The third and final phase, the demolition of the complex’s main campus, is slated to be complete by October 2024.

Health Commissioner Justa Encarnacion noted that the demolition demonstrates the department’s continued commitment to rebuilding the territory’s public health infrastructure.

“This forward progression is the result of a dedicated project management team working daily with key agencies such as the Office of Disaster Recovery and the VI Department of Public Works, and our vendors, to keep each of our disaster recovery projects on track,” Ms. Encarnacion said. “And most importantly, we could not do it without the community’s support. We are truly grateful to the St.
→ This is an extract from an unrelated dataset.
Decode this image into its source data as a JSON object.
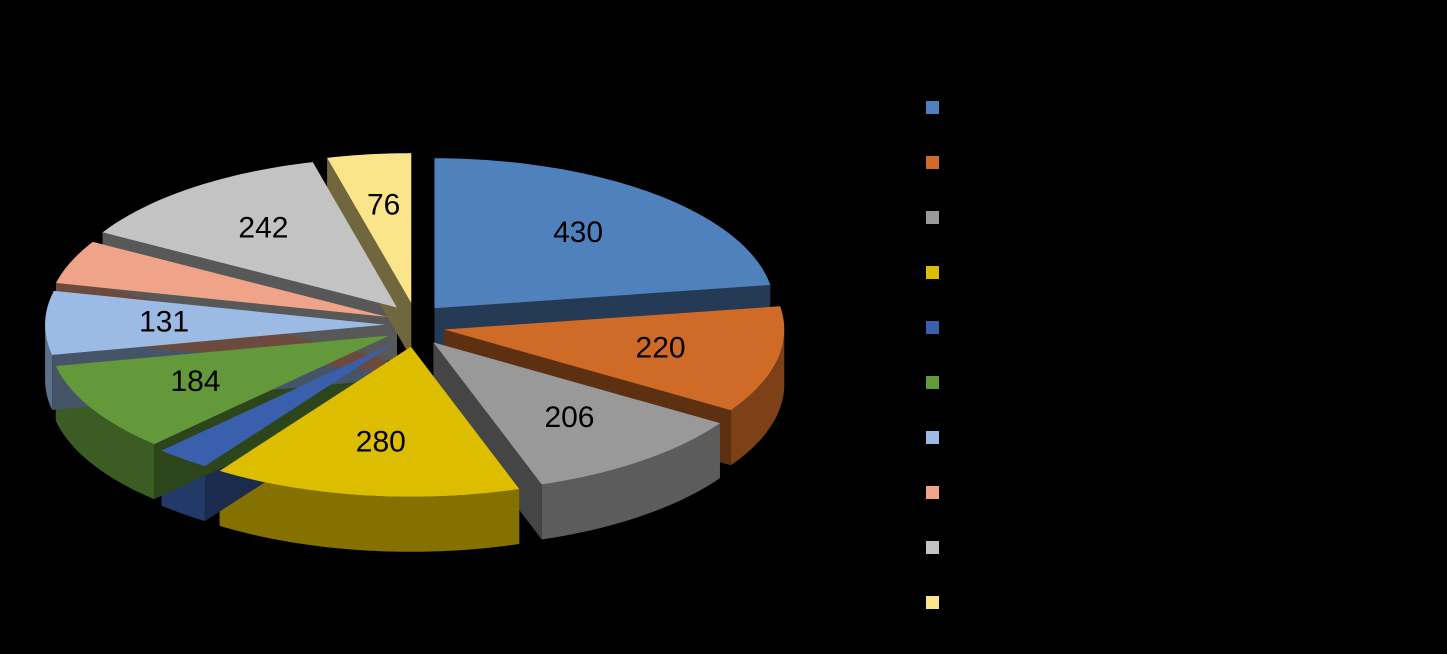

Croix community, especially the neighboring Richmond residents, the Juanita Gardine School family, and nearby businesses for their patience and understanding throughout this process.”

“This is all part of Governor Albert Bryan Jr’s ‘Rebuild USVI’ plan to expedite the timeline of the disaster recovery effort,” she added.

On Thursday, DOH was joined by representatives of the VI Office of Disaster Recovery, the VI Department of Public Works, VITEMA, Witt O’Brien, The Strategy Group, and FLAD Architect.

The Charles Harwood Memorial Complex was severely damaged in the 2017 hurricanes and was one of the first projects deemed replaceable by the Federal Emergency Management Agency (FEMA). FEMA awarded the territory $291 million for the reconstruction of the complex, which will be built to current national construction codes and standards. DOH spent several months working through the local approval processes, including a historic preservation review.

Upon reconstruction, the facility will be officially renamed for St. Croix physician and former VI Delegate to Congress, Dr. Donna Christian Christensen.